Vent, manque de clarté sur le parcours...

"Ça me rappelle le Tour 2021 chez les hommes, il y avait eu énormément de vent, et donc des chutes. C’est aussi la course la plus importante de la saison : il y a beaucoup de pression. C’est exactement la même chose chez les hommes", soulignait en début de semaine Marion Rousse, directrice de ce Tour. D’autres raisons sont avancées. Pour Jolien D'hoore, directrice sportive de l’équipe néerlandaise AG Insurance-NXTG Team, "la différence entre les équipes du top et les autres équipes est un peu trop grande, dans tous les domaines". "Un autre problème, ce sont les indications qui ne sont pas claires, ajoute-t-elle auprès de l’agence Belga. Beaucoup de rétrécissements de route sont uniquement indiqués avec un peu de peinture fluo rouge." C’est peut-être ce qui a causé l’erreur incroyable d’Elisa Longo Borghini ce jeudi.

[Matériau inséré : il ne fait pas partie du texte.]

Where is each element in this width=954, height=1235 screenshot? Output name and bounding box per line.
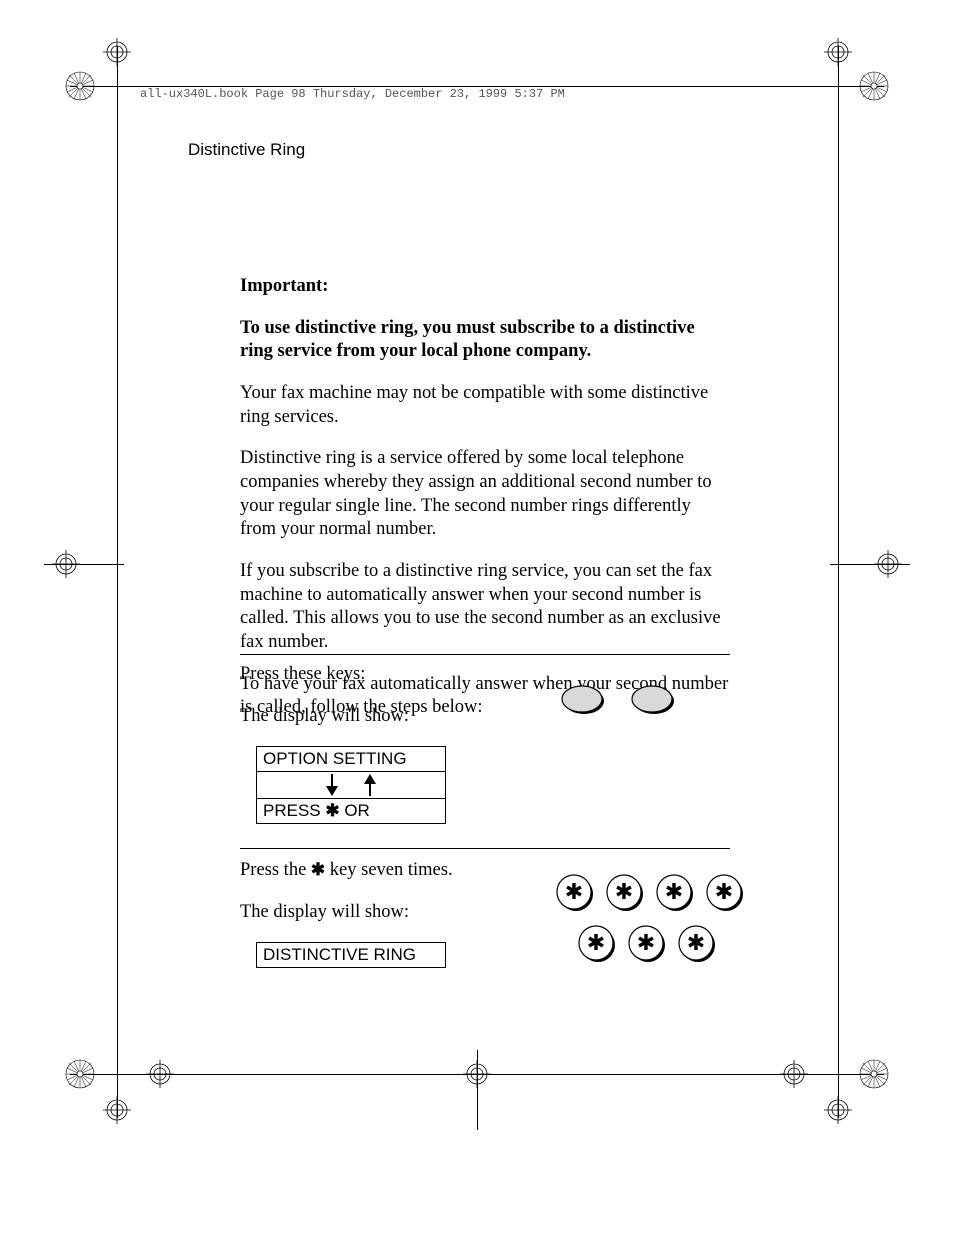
important-compat-paragraph: Your fax machine may not be compatible w…: [240, 382, 730, 429]
crop-tick: [477, 1050, 478, 1130]
important-label: Important:: [240, 275, 730, 299]
sunburst-icon: [64, 70, 96, 102]
crop-line-left: [117, 46, 118, 1118]
divider: [240, 654, 730, 655]
sunburst-icon: [858, 70, 890, 102]
star-key-icon: [705, 873, 745, 918]
book-header-line: all-ux340L.book Page 98 Thursday, Decemb…: [140, 87, 565, 101]
arrow-down-icon: [326, 774, 338, 796]
star-icon: ✱: [325, 801, 339, 820]
divider: [240, 848, 730, 849]
lcd-line-2: PRESS ✱ OR: [256, 798, 446, 824]
body-paragraph-2: If you subscribe to a distinctive ring s…: [240, 560, 730, 655]
step2-buttons: [552, 870, 748, 972]
text: Press the: [240, 860, 311, 880]
registration-mark-icon: [146, 1060, 174, 1088]
body-paragraph-1: Distinctive ring is a service offered by…: [240, 447, 730, 542]
registration-mark-icon: [103, 1096, 131, 1124]
registration-mark-icon: [824, 1096, 852, 1124]
star-key-icon: [555, 873, 595, 918]
lcd-line-1: OPTION SETTING: [256, 746, 446, 772]
registration-mark-icon: [824, 38, 852, 66]
arrow-up-icon: [364, 774, 376, 796]
star-icon: ✱: [311, 860, 325, 879]
step1-buttons: [560, 684, 696, 723]
oval-button-icon: [560, 684, 608, 723]
star-key-icon: [605, 873, 645, 918]
registration-mark-icon: [780, 1060, 808, 1088]
lcd-text: PRESS: [263, 801, 325, 820]
crop-line-right: [838, 46, 839, 1118]
important-bold-paragraph: To use distinctive ring, you must subscr…: [240, 317, 730, 364]
crop-tick: [830, 564, 910, 565]
lcd-line: DISTINCTIVE RING: [256, 942, 446, 968]
text: key seven times.: [325, 860, 452, 880]
sunburst-icon: [64, 1058, 96, 1090]
star-key-icon: [577, 924, 617, 969]
oval-button-icon: [630, 684, 678, 723]
star-key-icon: [677, 924, 717, 969]
section-header: Distinctive Ring: [188, 140, 305, 160]
lcd-arrow-row: [256, 772, 446, 798]
lcd-text: OR: [340, 801, 370, 820]
star-key-icon: [627, 924, 667, 969]
star-key-icon: [655, 873, 695, 918]
registration-mark-icon: [103, 38, 131, 66]
sunburst-icon: [858, 1058, 890, 1090]
crop-tick: [44, 564, 124, 565]
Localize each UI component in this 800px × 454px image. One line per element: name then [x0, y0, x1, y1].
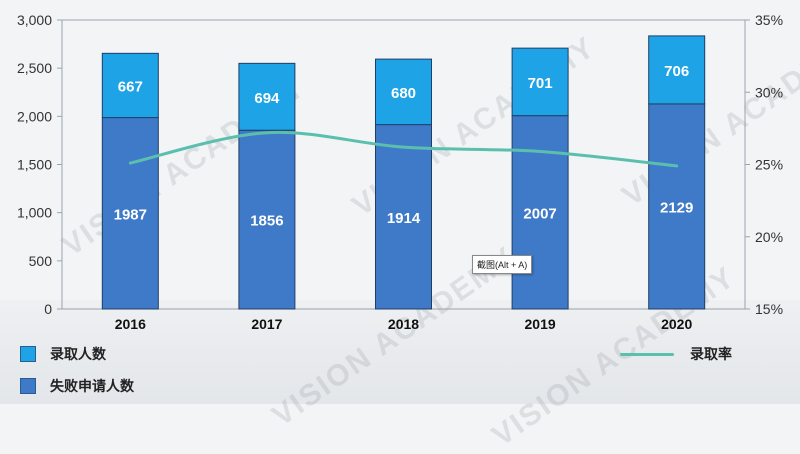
- data-label-admitted: 701: [528, 75, 553, 92]
- x-tick-label: 2016: [115, 316, 146, 332]
- data-label-rejected: 1856: [250, 213, 283, 230]
- y-tick-label: 500: [29, 253, 53, 269]
- data-label-admitted: 706: [664, 63, 689, 80]
- data-label-admitted: 680: [391, 85, 416, 102]
- legend-rejected: 失败申请人数: [20, 376, 134, 396]
- y2-tick-label: 15%: [755, 301, 783, 317]
- data-label-rejected: 1914: [387, 210, 421, 227]
- y2-tick-label: 35%: [755, 12, 783, 28]
- y-tick-label: 1,500: [17, 157, 52, 173]
- data-label-admitted: 694: [254, 90, 280, 107]
- screenshot-tooltip: 截图(Alt + A): [472, 255, 532, 274]
- data-label-admitted: 667: [118, 78, 143, 95]
- y2-tick-label: 20%: [755, 229, 783, 245]
- y-tick-label: 2,000: [17, 108, 52, 124]
- legend-rate: 录取率: [620, 344, 732, 364]
- x-tick-label: 2017: [251, 316, 282, 332]
- y-tick-label: 3,000: [17, 12, 52, 28]
- legend-rate-label: 录取率: [690, 344, 732, 364]
- legend-admitted-swatch: [20, 346, 36, 362]
- legend-admitted-label: 录取人数: [50, 344, 106, 364]
- y-tick-label: 2,500: [17, 60, 52, 76]
- y-tick-label: 0: [44, 301, 52, 317]
- x-tick-label: 2020: [661, 316, 692, 332]
- x-tick-label: 2019: [525, 316, 556, 332]
- data-label-rejected: 1987: [114, 206, 147, 223]
- y2-tick-label: 30%: [755, 84, 783, 100]
- x-tick-label: 2018: [388, 316, 419, 332]
- data-label-rejected: 2129: [660, 199, 693, 216]
- legend-rate-line: [620, 353, 674, 356]
- legend-rejected-label: 失败申请人数: [50, 376, 134, 396]
- y2-tick-label: 25%: [755, 157, 783, 173]
- legend-rejected-swatch: [20, 378, 36, 394]
- y-tick-label: 1,000: [17, 205, 52, 221]
- legend-admitted: 录取人数: [20, 344, 106, 364]
- data-label-rejected: 2007: [523, 205, 556, 222]
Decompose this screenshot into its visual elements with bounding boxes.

En tête à 500 mètres de la ligne, l’Italienne de la Trek-Segafredo s’est trompée de route dans le dernier virage en tournant à gauche alors qu'il fallait aller à droite. La vainqueure du dernier Paris-Roubaix s’est vite aperçue de sa bourde, mais il était trop tard pour se replacer en tête de course. Sa seule consolation : ne pas avoir chuté.